Dans le but d’améliorer la vie des animaux en captivité, Markowitz (1978 ; 1982 ; 2011) a utilisé des idées d’éthologie, de psychologie et d’ingénierie pour introduire l’« ingénierie comportementale », une variante du conditionnement opérant de B.F. Skinner (1953). Cette approche utilisait l’Analyse Comportementale Appliquée (ABA) pour entraîner les animaux à manipuler des appareils et des puzzles qui distribuaient de la nourriture comme renforcement (Maple, T. & Segura, V., 2014) et permettaient de tester si les bienfaits pour le bien-être psychologique et physique étaient réellement atteints (Fernandez, E.J, et A.L. Martin., 2021). Markowitz, reconnaissant la nécessité pour les animaux de pratiquer des comportements typiques de leur espèce, a ajouté d’autres interventions naturalistes, telles que la chasse, le travail au nez, l’escalade et la recherche de nourriture. L’ingénierie comportementale est ensuite devenue connue sous le nom d’enrichissement de l’environnement et a été adoptée par la loi dans de nombreux environnements animaliers en captivité, y compris dans les laboratoires, les aquariums et les refuges pour animaux.

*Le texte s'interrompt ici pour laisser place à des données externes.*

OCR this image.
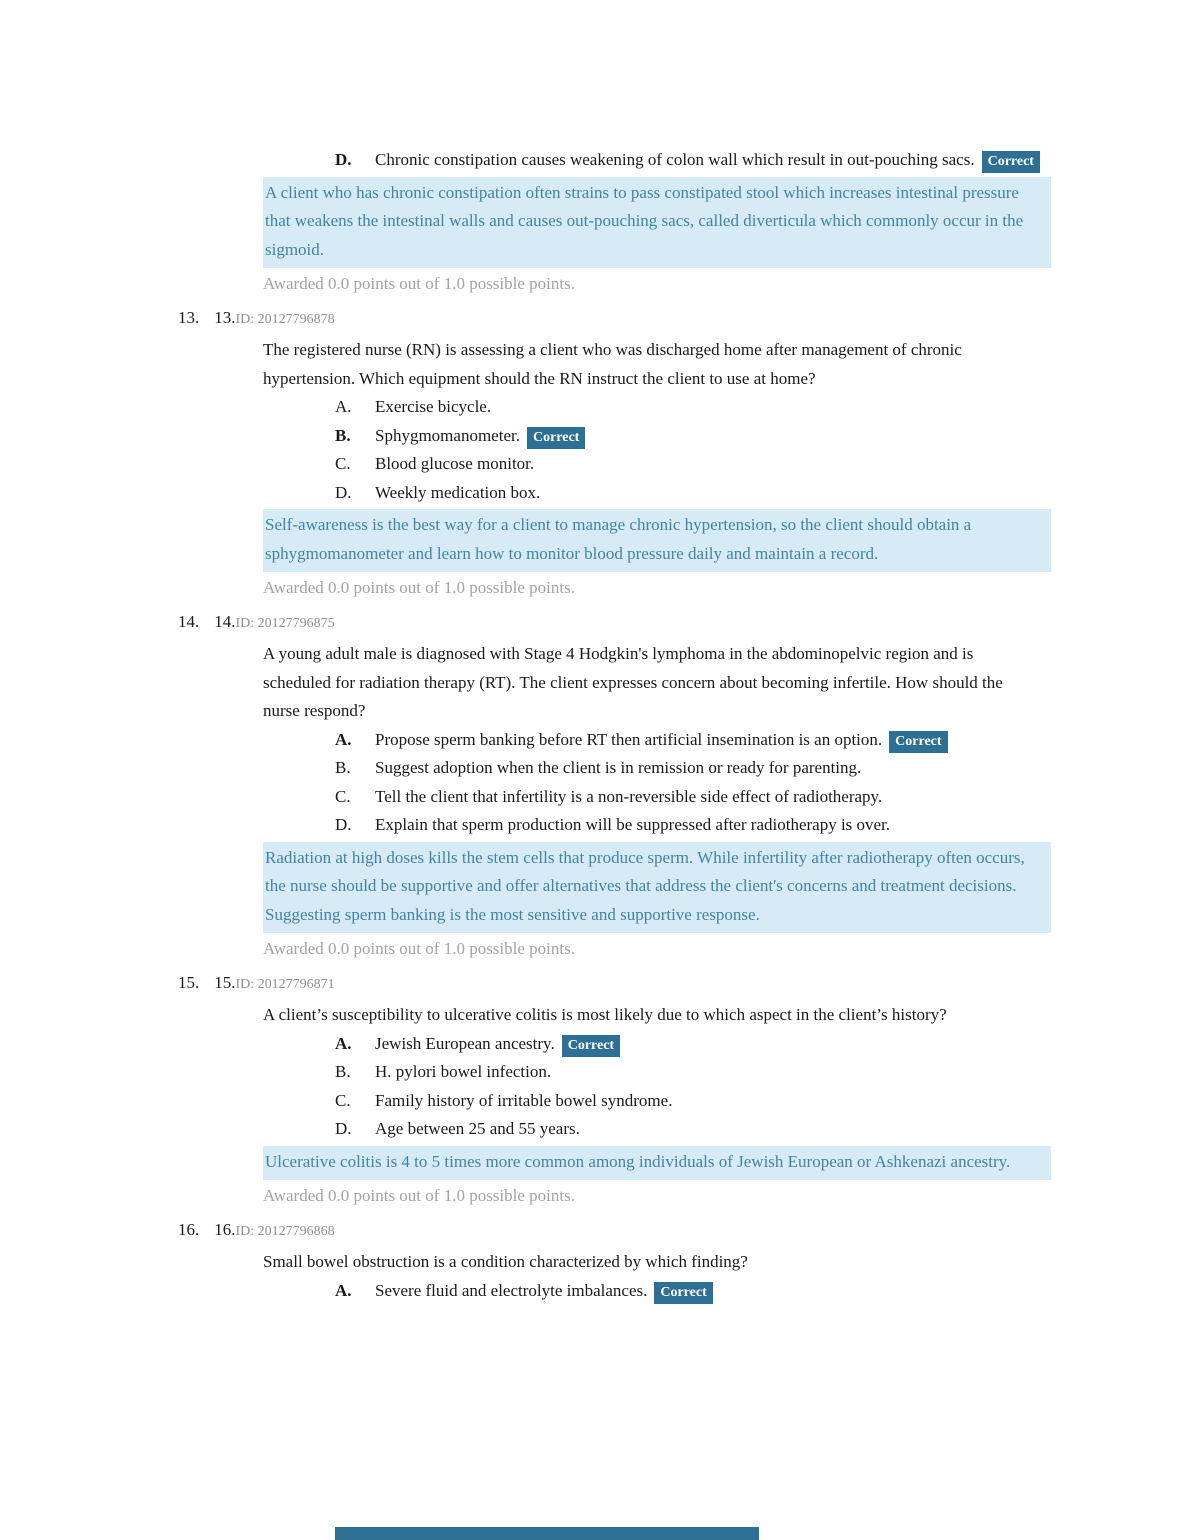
D. Chronic constipation causes weakening of colon wall which result in out-pouching sacs. Correct
A client who has chronic constipation often strains to pass constipated stool which increases intestinal pressure that weakens the intestinal walls and causes out-pouching sacs, called diverticula which commonly occur in the sigmoid.
Awarded 0.0 points out of 1.0 possible points.
13. 13.ID: 20127796878
The registered nurse (RN) is assessing a client who was discharged home after management of chronic hypertension. Which equipment should the RN instruct the client to use at home?
A. Exercise bicycle.
B. Sphygmomanometer. Correct
C. Blood glucose monitor.
D. Weekly medication box.
Self-awareness is the best way for a client to manage chronic hypertension, so the client should obtain a sphygmomanometer and learn how to monitor blood pressure daily and maintain a record.
Awarded 0.0 points out of 1.0 possible points.
14. 14.ID: 20127796875
A young adult male is diagnosed with Stage 4 Hodgkin's lymphoma in the abdominopelvic region and is scheduled for radiation therapy (RT). The client expresses concern about becoming infertile. How should the nurse respond?
A. Propose sperm banking before RT then artificial insemination is an option. Correct
B. Suggest adoption when the client is in remission or ready for parenting.
C. Tell the client that infertility is a non-reversible side effect of radiotherapy.
D. Explain that sperm production will be suppressed after radiotherapy is over.
Radiation at high doses kills the stem cells that produce sperm. While infertility after radiotherapy often occurs, the nurse should be supportive and offer alternatives that address the client's concerns and treatment decisions. Suggesting sperm banking is the most sensitive and supportive response.
Awarded 0.0 points out of 1.0 possible points.
15. 15.ID: 20127796871
A client’s susceptibility to ulcerative colitis is most likely due to which aspect in the client’s history?
A. Jewish European ancestry. Correct
B. H. pylori bowel infection.
C. Family history of irritable bowel syndrome.
D. Age between 25 and 55 years.
Ulcerative colitis is 4 to 5 times more common among individuals of Jewish European or Ashkenazi ancestry.
Awarded 0.0 points out of 1.0 possible points.
16. 16.ID: 20127796868
Small bowel obstruction is a condition characterized by which finding?
A. Severe fluid and electrolyte imbalances. Correct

Les chiens sauvages passent une grande partie de leur temps à chercher, chasser et fouiller pour trouver leur nourriture, tandis que les chiens domestiques, initialement élevés pour remplir une fonction aux côtés des humains (chasse, travail au nez comme le pistage, garde de bétail, élevage, et protection), mènent aujourd’hui souvent une vie sédentaire comparée à leurs homologues sauvages ou de travail, passant souvent des heures à attendre que leurs propriétaires reviennent du travail. Passer du temps seul, pour des animaux aussi sociaux et intelligents, peut être très ennuyeux, et certains peuvent trouver d’autres activités pour se divertir (ronger ou déchirer des objets, aboyer, creuser, fouiller les poubelles). Même si des jouets sont laissés à disposition, le chien peut ne montrer que peu ou pas d’intérêt. L’anxiété peut aussi se développer, et selon la gravité, une gamme de symptômes comportementaux peut exprimer leur détresse (halètement, salivation, agitation, comportements destructeurs, vocalisations inappropriées/silence, élimination inappropriée, agressivité).